Private-equity firm Jolt Capital is leading a €21 million round of funding for MicroOLED, which designs and manufactures low-voltage micro-displays. Joining Jolt in the operation are the French sovereign wealth fund Bpifrance (through an entity called Innovation Defense) and two past investors in MicroOLED, Cipio Partners and Ventech.
The micro-displays use organic light-emitting diodes (OLEDs) to produce high pixel densities on minimal surface areas. According to the company, these outperform conventional LEDs and are becoming more common in the near-eye displays (NEDs) of camera viewfinders. The company is channeling its designs into five areas: defense & security, outdoor & sports optics, professional cameras, medical devices and – our chief concern – smartglasses.
MicroOLED has established a special division, called ActiveLook, for this last area and is keen on the markets for augmented reality (AR), in which information of some kind is superimposed on a view of the real world, and virtual reality (VR), where the full view is synthetic. The scheduled release next year of certain mixed-reality headsets is giving these markets a boost, MicroOLED believes.

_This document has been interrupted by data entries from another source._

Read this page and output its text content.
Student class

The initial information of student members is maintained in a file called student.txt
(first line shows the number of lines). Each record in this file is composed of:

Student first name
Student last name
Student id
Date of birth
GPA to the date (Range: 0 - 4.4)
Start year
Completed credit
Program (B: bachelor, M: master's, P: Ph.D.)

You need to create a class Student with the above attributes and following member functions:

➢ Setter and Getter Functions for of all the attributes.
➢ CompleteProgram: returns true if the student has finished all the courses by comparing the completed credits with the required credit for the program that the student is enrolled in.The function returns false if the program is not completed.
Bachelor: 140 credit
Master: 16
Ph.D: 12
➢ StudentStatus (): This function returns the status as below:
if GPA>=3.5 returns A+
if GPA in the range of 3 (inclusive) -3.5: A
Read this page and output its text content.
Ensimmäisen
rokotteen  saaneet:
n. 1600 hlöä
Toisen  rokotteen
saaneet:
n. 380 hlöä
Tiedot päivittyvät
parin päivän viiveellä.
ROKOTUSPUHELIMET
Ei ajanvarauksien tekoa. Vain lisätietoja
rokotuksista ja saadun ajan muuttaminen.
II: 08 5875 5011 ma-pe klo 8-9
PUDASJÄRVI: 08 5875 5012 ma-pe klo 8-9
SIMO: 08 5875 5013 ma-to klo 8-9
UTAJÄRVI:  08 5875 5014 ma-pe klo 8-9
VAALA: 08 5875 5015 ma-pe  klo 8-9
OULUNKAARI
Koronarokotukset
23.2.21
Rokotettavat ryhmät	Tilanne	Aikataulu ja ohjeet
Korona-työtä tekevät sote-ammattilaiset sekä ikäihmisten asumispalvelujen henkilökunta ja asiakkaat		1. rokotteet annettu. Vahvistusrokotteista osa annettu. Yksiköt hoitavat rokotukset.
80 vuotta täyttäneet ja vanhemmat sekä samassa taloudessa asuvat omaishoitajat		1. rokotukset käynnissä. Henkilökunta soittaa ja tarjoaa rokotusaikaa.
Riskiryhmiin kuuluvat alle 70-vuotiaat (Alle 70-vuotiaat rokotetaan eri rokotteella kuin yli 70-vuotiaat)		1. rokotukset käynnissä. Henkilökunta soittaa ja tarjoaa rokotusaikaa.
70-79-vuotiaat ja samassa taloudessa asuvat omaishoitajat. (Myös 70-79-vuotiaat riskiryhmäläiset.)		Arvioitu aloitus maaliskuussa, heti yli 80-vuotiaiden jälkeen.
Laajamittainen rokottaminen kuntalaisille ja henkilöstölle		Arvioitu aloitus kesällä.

It cites reports by KBV Research and CCS Insight predicting that two things will occur by 2027: the market for AR/VR will reach a value of $4 billion and some 15 million pairs of smartglasses will ship.
Founded in 2007, MicroOLED is headquartered in Grenoble, France, and has so far invested about €25 million in research and development.
Last year, as we then reported, MicroOLED was planning an IPO on the Euronext Growth Paris market. The company had announced on Jan. 11, 2022, that its registration document had been approved by the AMF, France’s financial markets authority. The company has not yet responded to our inquiries about the IPO’s present-day status.